When less plaster than budgeted for ended up being used, the restoration plan was adjusted to take advantage of the scaffolding already set up and use the project savings to add the stenciled designs. EverGreene developed the stencils after the sizes of the original Greek key pattern, stylized palmette designs and other flourishes were measured and then, based on those measurements, dimensions of other elements were extrapolated through computer modeling.
This all happened behind the scenes and also on the top of some very tall scaffolding that spanned the entirety of the Great Court and reached all the way to the top of the building. Scaffolding was erected in various stages — with levels at each of the four floors in Main Building — starting in November 2021, and was taken down in February. During those four months, visitors to Main Building navigated through the tight, restrictive maze of scaffolding.
The construction that was an annoyance to some became an artistic opportunity and a teachable moment for others.
Mark Stockton, associate teaching professor in the Westphal College of Media Arts and Design’s Department of Art and Art History, used the opportunity to teach students in his “Tablet Drawing” (Visual Studies 114) course this term through a perspective study of the Main Building and its scaffolding.

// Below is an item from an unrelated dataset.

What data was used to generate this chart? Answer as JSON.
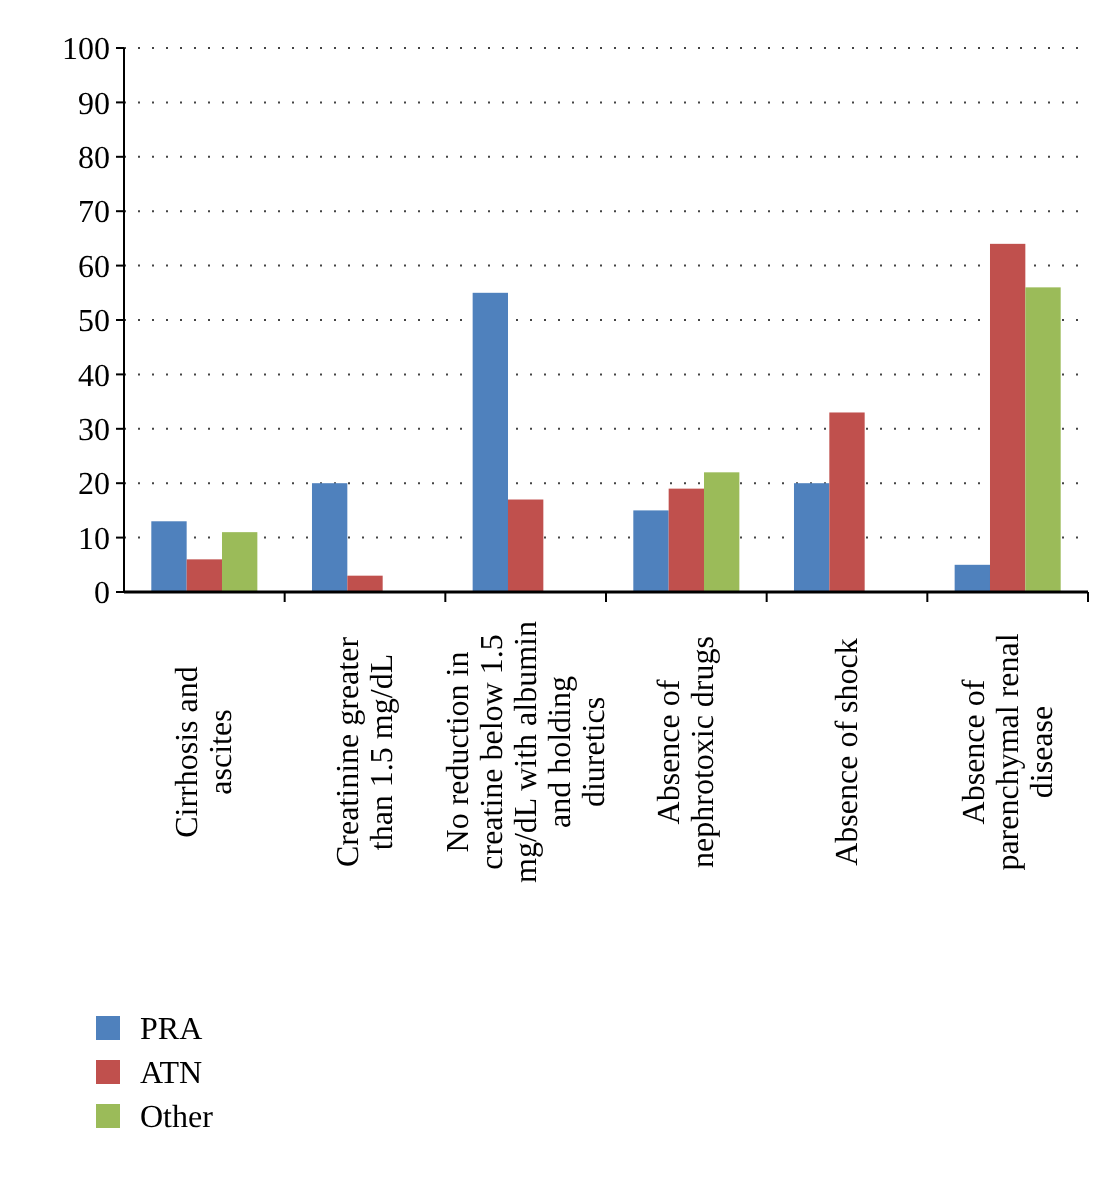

Two sections of “Tablet Drawing” students spent one full class drawing the scaffolding. It was an exercise to use a digital perspective assist tool (Adobe Fresco and Procreate programs) to better understand how to identify the elements of linear perspective in composition.
“In Visual Studies, we make a strong effort to connect observational drawing to our local environments,” said Stockton. “For many Drexel faculty, the Main Building has become a compelling site for understanding perspective and architectural space. The scaffolding enhanced this space with even more linear complexity. You can tell from the drawings that the students had a great time getting into the details.”
Other changes to Main Building during the restoration process included protective covering laid on top of the Great Court’s tiled floor and marble staircase. The statuary was also encased by wooden boxes for protection, including the famous Water Boy and Sappho statues on either side of the staircase, the conical clock on the western side of the Great Court, the bust of Anthony J. Drexel on the staircase and the candelabra on top of the staircase (which, like other pieces of art on campus, was originally owned by the founder). The encasing and layering were taken down in mid-February, as viewed in these photos and video.
This is the second restoration project in recent years in which features of Main Building were restored to resemble their original 1891 appearance. In 2018, the doors and woodwork of the Chestnut Street doorway were painted brown after a paint analysis revealed the original 1891 layer of dark brown paint; 23 layers of paint were detected, including black, green, brown, yellow, white, off-white and, most recently before the restoration project, beige paints.
Now that both the roof and skylight project and the Great Court ceiling projects are complete, the next major restoration project for Main Building will be the conservation and repair of the exterior masonry — the brick and terra cotta — this spring.